Ultrasound is particularly useful for tracking muscle growth in specific areas, like whether your quadriceps are actually getting thicker from a training program. Some personal trainers and physical therapists now use portable ultrasound units for this purpose. It won’t give you a total body lean mass number, but it provides direct evidence of muscle tissue change that other methods can only infer.
MRI and CT Scans
MRI and CT imaging can directly visualize and quantify skeletal muscle tissue, making them the most precise tools available. A whole-body MRI can distinguish muscle from fat, organs, and bone with a level of detail no other method matches. CT scans are commonly used in research to measure muscle cross-sectional area at specific landmarks, such as a single slice at the third lumbar vertebra, which correlates strongly with total body muscle mass.
These are primarily research tools. A whole-body MRI for body composition purposes costs $500 to $1,000 or more and isn’t offered as a routine service at most imaging centers. CT carries meaningful radiation exposure and isn’t appropriate for elective body composition testing. For most people, DEXA offers the best balance of accuracy and accessibility.
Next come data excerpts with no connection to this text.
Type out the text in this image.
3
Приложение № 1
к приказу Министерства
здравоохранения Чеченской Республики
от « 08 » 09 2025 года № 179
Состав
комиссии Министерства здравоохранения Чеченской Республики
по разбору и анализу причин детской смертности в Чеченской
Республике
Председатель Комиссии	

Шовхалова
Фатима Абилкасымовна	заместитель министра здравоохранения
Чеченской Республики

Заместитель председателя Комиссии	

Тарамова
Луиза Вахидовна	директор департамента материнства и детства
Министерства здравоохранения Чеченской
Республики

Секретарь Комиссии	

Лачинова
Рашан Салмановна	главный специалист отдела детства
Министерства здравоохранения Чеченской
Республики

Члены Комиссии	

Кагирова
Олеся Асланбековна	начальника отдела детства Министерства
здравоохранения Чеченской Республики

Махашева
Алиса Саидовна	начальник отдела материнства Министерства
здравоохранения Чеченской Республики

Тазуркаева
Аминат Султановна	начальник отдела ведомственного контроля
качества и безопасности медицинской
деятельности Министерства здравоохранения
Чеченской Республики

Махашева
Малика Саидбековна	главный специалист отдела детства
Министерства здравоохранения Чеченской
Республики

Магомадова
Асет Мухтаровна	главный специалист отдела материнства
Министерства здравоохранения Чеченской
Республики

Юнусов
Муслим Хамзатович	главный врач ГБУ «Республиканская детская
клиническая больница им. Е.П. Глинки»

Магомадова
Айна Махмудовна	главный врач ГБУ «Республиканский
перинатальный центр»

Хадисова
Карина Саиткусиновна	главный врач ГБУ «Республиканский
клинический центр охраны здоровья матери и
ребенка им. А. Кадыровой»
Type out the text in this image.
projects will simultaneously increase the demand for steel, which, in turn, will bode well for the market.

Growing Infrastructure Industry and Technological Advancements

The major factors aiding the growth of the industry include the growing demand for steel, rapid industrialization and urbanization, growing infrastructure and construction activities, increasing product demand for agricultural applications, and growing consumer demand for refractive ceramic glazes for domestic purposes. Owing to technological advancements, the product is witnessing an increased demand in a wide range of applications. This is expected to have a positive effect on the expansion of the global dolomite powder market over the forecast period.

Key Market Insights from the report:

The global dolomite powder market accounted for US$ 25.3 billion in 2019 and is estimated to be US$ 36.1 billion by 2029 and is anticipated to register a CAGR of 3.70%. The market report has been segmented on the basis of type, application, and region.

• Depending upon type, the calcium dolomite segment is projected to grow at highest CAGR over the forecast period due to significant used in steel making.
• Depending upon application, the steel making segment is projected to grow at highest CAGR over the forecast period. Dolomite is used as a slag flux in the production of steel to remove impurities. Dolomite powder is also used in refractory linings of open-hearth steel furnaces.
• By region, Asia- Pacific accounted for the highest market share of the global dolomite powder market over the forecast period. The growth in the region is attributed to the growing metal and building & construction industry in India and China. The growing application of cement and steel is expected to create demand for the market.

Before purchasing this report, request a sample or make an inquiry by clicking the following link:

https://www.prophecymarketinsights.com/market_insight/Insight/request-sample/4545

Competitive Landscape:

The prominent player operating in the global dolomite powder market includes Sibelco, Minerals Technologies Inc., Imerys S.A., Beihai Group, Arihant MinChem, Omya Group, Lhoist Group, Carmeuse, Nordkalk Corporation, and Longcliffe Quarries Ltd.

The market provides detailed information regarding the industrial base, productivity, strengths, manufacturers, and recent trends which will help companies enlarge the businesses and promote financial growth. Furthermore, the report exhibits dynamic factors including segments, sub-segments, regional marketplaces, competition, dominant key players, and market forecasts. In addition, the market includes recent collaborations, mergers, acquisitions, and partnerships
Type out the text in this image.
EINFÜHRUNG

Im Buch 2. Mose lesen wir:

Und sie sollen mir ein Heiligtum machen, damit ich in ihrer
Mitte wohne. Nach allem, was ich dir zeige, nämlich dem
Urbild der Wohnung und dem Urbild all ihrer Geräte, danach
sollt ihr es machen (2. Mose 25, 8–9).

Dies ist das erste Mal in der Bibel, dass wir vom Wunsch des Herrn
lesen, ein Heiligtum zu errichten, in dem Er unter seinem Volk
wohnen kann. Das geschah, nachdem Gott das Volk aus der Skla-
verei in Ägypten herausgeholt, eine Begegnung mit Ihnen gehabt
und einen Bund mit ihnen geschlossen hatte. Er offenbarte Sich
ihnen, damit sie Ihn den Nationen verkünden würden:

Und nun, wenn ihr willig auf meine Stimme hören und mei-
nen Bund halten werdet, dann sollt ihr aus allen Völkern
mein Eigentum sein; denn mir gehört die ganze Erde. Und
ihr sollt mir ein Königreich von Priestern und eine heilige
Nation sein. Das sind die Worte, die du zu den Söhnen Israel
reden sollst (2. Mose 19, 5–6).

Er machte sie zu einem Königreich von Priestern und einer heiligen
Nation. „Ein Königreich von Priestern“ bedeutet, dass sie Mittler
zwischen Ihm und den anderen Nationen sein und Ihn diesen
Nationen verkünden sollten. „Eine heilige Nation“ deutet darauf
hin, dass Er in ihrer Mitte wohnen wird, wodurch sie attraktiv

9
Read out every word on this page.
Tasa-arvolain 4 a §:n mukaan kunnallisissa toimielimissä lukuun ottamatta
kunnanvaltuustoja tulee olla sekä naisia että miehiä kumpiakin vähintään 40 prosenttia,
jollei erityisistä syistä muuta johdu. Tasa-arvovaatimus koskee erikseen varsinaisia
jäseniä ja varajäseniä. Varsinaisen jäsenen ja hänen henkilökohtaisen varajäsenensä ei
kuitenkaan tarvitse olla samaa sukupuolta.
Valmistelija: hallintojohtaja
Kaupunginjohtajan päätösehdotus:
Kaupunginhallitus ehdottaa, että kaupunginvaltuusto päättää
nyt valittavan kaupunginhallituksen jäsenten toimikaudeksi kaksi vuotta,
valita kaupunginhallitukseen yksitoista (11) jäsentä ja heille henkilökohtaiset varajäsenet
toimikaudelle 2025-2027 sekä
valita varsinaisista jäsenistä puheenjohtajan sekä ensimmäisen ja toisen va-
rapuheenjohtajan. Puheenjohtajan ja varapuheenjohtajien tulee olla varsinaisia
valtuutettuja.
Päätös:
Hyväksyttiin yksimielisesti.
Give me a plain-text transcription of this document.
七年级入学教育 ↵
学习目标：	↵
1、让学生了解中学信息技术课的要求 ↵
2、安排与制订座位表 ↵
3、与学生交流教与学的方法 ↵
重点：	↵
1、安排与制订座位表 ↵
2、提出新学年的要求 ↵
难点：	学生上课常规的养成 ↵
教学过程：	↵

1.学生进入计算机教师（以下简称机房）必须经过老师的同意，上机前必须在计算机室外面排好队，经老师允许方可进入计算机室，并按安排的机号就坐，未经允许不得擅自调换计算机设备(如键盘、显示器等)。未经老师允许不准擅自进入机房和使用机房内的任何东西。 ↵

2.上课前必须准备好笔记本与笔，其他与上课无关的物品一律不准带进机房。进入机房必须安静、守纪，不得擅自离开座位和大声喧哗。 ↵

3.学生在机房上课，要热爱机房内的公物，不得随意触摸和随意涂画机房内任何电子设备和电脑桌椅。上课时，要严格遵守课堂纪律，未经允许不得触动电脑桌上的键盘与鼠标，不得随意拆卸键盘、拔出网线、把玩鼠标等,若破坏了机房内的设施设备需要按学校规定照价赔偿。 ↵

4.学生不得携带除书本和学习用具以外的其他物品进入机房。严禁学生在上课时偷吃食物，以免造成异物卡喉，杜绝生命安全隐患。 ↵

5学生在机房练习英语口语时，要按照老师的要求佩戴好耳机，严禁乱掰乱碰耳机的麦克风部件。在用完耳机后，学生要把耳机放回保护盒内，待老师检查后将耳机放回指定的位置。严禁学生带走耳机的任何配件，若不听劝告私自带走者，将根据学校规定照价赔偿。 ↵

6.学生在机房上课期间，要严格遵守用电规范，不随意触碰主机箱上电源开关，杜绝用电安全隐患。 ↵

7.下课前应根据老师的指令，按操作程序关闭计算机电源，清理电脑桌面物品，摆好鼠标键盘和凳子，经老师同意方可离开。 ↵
How to Interpret Your Results
Once you have a lean mass number, the most useful way to contextualize it is through the fat-free mass index (FFMI). FFMI works like BMI but for lean tissue: divide your fat-free mass in kilograms by your height in meters squared. Population data from the U.S. National Health and Nutrition Examination Survey provides reference values for adults aged 25 to 69. Normal FFMI ranges are 17.5 to 19.7 kg/m² for men and 15.1 to 16.6 kg/m² for women. Values below 17.4 in men or 15.0 in women are considered low and may indicate insufficient muscle mass. The 50th percentile sits at about 19.2 for men and 16.0 for women.
FFMI is more informative than raw lean mass because it accounts for height. A 6’2″ person will naturally carry more muscle than a 5’6″ person, and FFMI lets you compare across body sizes. If you’re tracking progress from a strength training program, watching your FFMI trend upward over months is more meaningful than comparing your lean mass to someone else’s.
Getting the Most Accurate Reading
Whichever method you choose, consistency in testing conditions matters more than the method itself. For BIA and smart scales, test first thing in the morning after using the bathroom, before eating or drinking, and not after exercise. For DEXA, the same time of day and similar hydration state will reduce scan-to-scan variability. Avoid testing the day after an unusually hard workout, a very salty meal, or significant alcohol intake, all of which shift your fluid balance.
If your goal is tracking change over time, pick one method and stick with it. Comparing a DEXA number to a BIA number from three months later tells you almost nothing, since each method has its own systematic biases. But two DEXA scans six months apart on the same machine, or weekly BIA readings on the same scale under the same conditions, will reliably show you which direction you’re heading.